@tikey Können wir den Thread vielleicht in "Filme und Serien" umbenennen? Ein separater Thread für Serien scheint mir etwas Overkill bei solch sporadischer Aktivität....
Auf jeden Fall hab ich kürzlich Beef (2023) gesehen, eine ziemlich gelungene Serie von A24.
Worum gehts? Nach einem verkehrsbedingten Zornausbruch entwickeln der prekäre Vertragsarbeiter Danny (Steven Yeun) und die gestresste Kleinunternehmerin Amy (Ali Wong) einen langwierigen Kleinkrieg. Während zehn Episoden gehen sich die beiden asiatisch-amerikanischen Millennials gegenseitig an den Kragen und erfahren dabei schrittweise, dass sie mehr gemeinsam haben als es zunächst den Anschein hat. Wer hier eine aufkeimende Romanze erwartet, kann beruhigt sein: So schablonenhaft ist die Handlung zum Glück nicht. Im Zentrum geht es hier um zwei kurz vor dem Zusammenbruch stehende Seelen, für die sich der tägliche Kampf um Unabhängigkeit und soziale Mobilität als trügerische Sackgasse entpuppt.

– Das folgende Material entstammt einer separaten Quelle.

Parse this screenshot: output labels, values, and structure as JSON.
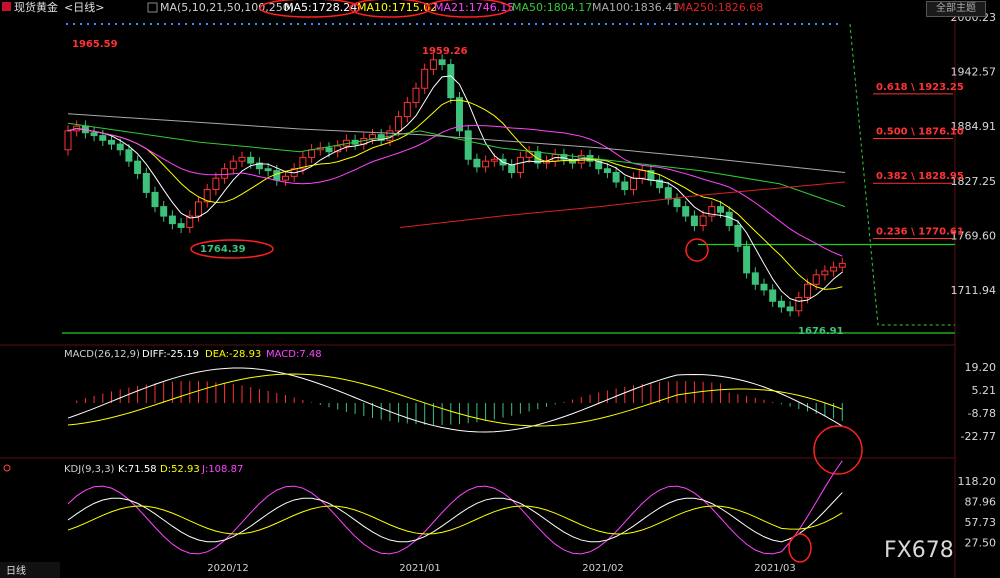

Die erste Hälfte der Serie ist eine tight geskriptete und wirklich sehr witzige Komödie; später wird die Handlung jedoch zunehmend dramatischer und eskaliert ganz schön krass, wobei auch das Drehbuch etwas zu wackeln beginnt. In der vorletzten Episode gerät die Glaubwürdigkeit etwas gar aus dem Ruder, fängt sich aber grösstenteils wieder für das Finale. Die Charaktere sind durchaus vielschichtig konzipiert und überzeugend dargestellt—Steven Yeun ist seit Burning und Minari auf gutem Weg, einer meiner Lieblingsschauspieler zu werden (auch Ali Wong ist nicht minder überzeugend). Sogar Nebencharaktere wie Dannys jüngerer Bruder, der zunächst als hirnloser, endlosgeiler Crypto-Bro dargestellt wird, erhält im Verlaufe der Serie seine Facetten.
Trotz gutem Mix zwischen Unterhaltungswert und Charakterdrama lässt die Serie jedoch in einer Hinsicht etwas zu wünschen übrig. Letztes Jahr wurde ich nämlich richtig verwöhnt von intelligenten Serien wie Andor und Severance, verglichen dazu fehlt es Beef etwas an politischem Biss. Die Serie ist sich zwar bewusst, dass der American Dream ein trügerischer Mythos ist und Superreiche keine geeigneten Vorbilder sind: So wird die Milliardärin, die Amy ihr Geschäft abkaufen will, als oberflächlich, egozentrisch und weltfremd dargestellt. Für mich ist eine solche Darstellung jedoch immer noch zu verharmlosend, insbesondere da sich die Serie weigert, die psychologische Malaise der beiden Hauptcharaktere in einen breiteren strukturellen Kontext zu setzen. Stattdessen werden Depression und Entfremdung hauptsächlich zurückgeführt auf Generationen-Trauma, Existenzialismus und persönliches Versagen. Natürlich können das wichtige Komponenten sein, aber ohne eine klassenbasierte Analyse fehlt es hier doch an einem übergreifenden Blick. Ein System, das Milliardäre hervorbringt, ist nun mal auf ein Heer von Leuten wie Danny angewiesen. Da hätte er noch so gute Entscheidungen in seinem Leben treffen können, der Traum auf das Eigenheim für seine Eltern wäre ihm (oder zumindest Millionen Menschen wie ihm) trotzdem verweigert worden...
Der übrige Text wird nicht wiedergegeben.